The hand-me-down GT3 brakes are unequivocally impressive. They have a phenomenal feel as I muscle them to scrub speed. Their travel is short, maybe two inches at most, and their resistance gets progressively firmer as the pedal travel is exhausted. Once I’m past city-appropriate braking force levels, the pedal hardly compresses, and braking is done more through leg effort than foot movement. As such, heel-toe downshifts become easy. (Active rev-matching is there to help if you want to keep your foot fully on the brake pedal.)
The steering in the GT4 is noticeably EPAS. It has that telltale rubber-bandy return to center and fails to relay engine tremor or road texture. Boo! (Those rumblings do come through the carbon-fiber seats.) However, the steering clearly communicates the impacts of cracked pavement and the tug of changing road camber.
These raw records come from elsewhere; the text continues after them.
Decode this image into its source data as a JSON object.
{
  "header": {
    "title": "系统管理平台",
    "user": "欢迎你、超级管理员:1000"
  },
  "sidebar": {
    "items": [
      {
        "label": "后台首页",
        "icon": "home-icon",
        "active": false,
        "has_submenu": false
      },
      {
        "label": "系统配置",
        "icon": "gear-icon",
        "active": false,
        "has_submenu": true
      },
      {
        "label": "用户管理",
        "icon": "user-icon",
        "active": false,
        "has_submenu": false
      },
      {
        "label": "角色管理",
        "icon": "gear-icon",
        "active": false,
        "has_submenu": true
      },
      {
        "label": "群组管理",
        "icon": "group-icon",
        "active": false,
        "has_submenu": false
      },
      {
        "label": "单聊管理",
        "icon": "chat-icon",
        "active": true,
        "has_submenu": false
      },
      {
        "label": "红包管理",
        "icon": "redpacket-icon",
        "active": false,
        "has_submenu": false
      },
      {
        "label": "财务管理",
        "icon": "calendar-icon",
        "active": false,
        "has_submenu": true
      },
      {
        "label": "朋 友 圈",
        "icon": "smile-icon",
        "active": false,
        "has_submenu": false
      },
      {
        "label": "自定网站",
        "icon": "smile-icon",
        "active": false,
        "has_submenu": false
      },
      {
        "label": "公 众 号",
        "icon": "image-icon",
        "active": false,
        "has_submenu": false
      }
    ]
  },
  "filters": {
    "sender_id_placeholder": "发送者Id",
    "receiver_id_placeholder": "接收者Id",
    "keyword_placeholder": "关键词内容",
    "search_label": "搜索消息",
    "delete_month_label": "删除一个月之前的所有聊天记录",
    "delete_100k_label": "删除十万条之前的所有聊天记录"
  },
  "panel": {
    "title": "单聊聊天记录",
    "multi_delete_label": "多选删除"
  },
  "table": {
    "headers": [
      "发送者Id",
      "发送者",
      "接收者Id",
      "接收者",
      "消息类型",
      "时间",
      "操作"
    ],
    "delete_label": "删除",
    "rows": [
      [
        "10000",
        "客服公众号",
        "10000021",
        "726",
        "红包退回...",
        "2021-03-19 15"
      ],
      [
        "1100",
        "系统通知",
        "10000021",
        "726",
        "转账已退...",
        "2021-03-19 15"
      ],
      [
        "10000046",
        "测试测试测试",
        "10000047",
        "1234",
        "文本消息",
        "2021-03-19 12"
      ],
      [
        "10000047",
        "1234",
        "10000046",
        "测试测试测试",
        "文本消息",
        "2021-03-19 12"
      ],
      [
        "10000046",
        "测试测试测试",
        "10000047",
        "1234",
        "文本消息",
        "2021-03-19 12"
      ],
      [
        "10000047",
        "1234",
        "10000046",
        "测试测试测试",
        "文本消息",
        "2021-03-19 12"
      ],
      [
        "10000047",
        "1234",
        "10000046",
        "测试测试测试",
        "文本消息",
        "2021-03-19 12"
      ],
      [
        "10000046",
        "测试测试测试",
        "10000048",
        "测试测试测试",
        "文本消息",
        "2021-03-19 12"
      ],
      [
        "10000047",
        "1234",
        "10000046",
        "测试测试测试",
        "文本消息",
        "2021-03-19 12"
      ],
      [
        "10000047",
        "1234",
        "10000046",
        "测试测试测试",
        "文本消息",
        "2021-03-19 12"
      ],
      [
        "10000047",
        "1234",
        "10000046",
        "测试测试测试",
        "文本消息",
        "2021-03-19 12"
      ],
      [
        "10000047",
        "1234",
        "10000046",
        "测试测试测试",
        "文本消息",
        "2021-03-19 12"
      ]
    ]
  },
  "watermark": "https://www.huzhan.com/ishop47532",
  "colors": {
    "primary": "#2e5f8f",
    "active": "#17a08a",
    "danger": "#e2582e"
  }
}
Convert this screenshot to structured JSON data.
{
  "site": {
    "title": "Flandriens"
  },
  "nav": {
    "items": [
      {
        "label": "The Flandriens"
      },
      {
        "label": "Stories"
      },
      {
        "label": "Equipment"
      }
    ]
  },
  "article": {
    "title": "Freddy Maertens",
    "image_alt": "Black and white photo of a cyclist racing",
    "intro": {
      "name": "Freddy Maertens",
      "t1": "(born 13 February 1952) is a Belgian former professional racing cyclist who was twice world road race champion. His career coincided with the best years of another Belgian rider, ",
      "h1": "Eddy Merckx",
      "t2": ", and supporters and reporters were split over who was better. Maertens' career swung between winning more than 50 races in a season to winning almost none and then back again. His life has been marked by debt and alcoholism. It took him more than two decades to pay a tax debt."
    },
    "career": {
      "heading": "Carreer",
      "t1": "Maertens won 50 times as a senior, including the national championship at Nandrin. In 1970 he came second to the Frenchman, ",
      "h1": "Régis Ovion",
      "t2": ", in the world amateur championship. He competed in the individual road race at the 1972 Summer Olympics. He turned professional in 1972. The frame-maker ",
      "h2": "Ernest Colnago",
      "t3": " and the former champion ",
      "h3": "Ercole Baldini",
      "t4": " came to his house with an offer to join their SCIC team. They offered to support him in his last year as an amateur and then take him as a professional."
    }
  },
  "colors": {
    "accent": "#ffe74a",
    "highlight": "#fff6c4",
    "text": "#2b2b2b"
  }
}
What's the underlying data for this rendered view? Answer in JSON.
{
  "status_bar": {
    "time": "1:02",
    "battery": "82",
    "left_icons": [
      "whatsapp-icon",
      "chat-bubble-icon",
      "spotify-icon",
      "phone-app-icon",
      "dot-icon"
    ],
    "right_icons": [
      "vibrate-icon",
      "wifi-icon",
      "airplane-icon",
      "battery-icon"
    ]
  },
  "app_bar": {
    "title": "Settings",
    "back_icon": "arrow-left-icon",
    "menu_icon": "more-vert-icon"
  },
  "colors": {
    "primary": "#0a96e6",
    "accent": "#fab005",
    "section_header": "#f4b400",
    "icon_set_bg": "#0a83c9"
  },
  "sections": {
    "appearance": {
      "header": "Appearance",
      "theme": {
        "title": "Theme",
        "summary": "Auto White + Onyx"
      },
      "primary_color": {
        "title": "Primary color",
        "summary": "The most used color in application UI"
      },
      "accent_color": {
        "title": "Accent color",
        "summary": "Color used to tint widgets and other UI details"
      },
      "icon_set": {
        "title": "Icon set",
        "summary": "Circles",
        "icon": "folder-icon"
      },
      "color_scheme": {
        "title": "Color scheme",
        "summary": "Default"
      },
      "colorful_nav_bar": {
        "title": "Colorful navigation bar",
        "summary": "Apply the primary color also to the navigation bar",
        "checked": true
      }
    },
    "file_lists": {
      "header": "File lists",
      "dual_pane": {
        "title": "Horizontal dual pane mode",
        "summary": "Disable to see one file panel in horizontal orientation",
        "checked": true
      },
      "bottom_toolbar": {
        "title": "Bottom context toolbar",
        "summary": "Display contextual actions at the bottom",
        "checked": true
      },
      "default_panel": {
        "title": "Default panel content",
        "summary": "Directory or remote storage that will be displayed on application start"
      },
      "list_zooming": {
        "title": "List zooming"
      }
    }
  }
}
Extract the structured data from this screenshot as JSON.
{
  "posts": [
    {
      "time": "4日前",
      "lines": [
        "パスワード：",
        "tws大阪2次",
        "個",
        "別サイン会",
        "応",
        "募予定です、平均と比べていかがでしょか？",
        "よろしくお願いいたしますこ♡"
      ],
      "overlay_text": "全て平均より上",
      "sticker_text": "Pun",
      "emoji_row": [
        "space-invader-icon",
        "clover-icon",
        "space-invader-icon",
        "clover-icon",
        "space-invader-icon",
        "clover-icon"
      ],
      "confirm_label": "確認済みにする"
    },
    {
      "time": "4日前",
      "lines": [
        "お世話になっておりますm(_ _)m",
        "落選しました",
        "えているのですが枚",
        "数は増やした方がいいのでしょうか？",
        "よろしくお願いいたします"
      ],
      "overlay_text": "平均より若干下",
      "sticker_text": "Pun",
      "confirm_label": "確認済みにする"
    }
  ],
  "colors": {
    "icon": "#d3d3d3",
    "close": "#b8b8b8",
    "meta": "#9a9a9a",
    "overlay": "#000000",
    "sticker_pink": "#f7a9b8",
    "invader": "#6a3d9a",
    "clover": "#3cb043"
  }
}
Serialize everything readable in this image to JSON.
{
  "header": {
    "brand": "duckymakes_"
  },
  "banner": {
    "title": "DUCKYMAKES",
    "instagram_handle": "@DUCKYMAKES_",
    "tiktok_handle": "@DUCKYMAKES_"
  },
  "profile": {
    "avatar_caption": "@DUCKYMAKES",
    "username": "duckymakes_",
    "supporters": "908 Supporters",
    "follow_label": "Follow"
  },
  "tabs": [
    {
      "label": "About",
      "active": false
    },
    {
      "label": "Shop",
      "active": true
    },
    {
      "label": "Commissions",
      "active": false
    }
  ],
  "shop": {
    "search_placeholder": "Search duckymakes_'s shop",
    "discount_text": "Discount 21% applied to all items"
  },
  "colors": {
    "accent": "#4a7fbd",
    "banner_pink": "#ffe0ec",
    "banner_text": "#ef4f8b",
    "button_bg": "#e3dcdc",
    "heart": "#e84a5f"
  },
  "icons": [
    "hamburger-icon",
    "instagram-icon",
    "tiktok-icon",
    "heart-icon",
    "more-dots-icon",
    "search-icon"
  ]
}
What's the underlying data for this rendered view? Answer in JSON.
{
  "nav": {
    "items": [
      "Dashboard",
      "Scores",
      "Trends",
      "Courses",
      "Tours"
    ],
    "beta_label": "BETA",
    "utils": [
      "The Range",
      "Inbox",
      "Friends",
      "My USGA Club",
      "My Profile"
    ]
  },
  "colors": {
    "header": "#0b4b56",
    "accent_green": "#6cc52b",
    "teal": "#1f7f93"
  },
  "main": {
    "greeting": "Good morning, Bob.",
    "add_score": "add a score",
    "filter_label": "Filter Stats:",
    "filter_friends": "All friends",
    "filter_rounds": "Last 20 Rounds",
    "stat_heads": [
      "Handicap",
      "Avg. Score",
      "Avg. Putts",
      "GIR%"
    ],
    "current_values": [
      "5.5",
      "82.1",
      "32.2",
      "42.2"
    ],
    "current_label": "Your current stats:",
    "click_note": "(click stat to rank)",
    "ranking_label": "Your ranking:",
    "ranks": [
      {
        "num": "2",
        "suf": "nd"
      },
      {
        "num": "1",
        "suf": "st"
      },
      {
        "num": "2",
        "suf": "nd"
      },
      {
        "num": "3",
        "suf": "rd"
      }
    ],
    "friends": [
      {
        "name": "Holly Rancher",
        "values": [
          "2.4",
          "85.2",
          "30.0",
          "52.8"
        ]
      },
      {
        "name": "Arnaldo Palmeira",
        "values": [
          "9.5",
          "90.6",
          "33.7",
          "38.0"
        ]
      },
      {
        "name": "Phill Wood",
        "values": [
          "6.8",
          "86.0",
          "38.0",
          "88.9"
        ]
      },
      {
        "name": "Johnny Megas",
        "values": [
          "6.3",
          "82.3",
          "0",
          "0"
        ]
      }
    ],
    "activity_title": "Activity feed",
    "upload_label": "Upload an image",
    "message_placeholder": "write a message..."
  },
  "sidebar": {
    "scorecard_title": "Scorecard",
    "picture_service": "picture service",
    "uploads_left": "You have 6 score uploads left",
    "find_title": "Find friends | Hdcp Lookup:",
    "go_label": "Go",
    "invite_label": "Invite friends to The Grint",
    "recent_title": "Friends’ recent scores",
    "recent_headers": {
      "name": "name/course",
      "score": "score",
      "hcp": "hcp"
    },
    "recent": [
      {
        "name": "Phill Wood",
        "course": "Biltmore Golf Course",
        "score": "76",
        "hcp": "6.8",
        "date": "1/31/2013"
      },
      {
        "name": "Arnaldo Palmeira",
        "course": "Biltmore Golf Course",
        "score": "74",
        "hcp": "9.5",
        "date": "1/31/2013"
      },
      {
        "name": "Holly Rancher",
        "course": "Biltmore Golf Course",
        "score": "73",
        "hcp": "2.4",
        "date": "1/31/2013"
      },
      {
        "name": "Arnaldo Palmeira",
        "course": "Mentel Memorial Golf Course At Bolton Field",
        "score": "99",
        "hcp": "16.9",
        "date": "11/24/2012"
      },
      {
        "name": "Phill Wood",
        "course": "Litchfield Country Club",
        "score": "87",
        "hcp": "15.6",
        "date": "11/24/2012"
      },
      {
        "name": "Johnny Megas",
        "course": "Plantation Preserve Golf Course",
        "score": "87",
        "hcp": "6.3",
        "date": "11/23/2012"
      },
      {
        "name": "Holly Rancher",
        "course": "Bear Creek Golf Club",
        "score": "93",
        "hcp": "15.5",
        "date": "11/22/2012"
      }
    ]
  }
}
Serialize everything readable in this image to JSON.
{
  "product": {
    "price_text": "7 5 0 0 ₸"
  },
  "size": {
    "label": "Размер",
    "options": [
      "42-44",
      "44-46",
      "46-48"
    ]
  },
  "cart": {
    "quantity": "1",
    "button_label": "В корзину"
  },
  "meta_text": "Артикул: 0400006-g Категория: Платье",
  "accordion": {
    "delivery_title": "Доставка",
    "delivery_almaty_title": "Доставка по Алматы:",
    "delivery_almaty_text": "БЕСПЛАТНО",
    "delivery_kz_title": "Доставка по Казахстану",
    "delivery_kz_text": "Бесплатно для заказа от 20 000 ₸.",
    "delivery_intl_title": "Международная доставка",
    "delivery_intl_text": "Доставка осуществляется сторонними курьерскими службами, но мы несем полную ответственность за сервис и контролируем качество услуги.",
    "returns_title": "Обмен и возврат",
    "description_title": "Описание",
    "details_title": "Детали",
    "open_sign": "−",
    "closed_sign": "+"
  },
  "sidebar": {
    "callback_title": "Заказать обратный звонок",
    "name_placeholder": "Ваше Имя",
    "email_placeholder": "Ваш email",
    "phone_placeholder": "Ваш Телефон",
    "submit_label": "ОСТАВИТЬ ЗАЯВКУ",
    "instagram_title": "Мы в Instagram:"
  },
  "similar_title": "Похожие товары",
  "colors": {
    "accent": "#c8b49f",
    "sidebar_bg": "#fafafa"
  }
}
While the GT4’s steering is an improvement over the other 981s’, it’s nowhere as loquacious as the new 718 Cayman GTS’s, and it can’t hold a candle to benchmark-defining hydraulic steering from the 997.1 GT3.

My 20-minute test drive is nearly over. It’s a short stint in the optional carbon-fiber buckets, but I already wish for the standard sports seats. Unfortunately, the carbon buckets are constructed as one shape fits all, and I don’t fit them perfectly. I want more lumbar support and a smidge more recline, and neither is available.
With my drive time expired, I return to the dealership. Thanks to its improved steering feel, sublime brakes, and ample horsepower, the GT4 is undoubtedly the best-driving Cayman of the 981 range. It’s also the only 981 Cayman with enough power to make the long gear ratios acceptable.
I can see now why the Cayman GT4 was the belle of the automotive ball in 2016. With its sub-$100k price, feelsome transmission, and reasonable 385 hp, the GT4 engages and rewards on backroads in ways supercars like the 991 GT3 do not. Save for the early EPAS steering, it’s an analog driver’s car in an age where the competition had gone digital.
But I can also unequivocally say that the Cayman GT4 is missing the magic and madness of the 911 GT3. The GT3’s head-spinning motorsport engine gives it an eye-widening, sphincter-tightening frenzy that is sorely missing in the Cayman GT4. It’s the not-so-secret sauce of the GT3, and without it, the Cayman GT4 will always be a logical—but lustless—second best.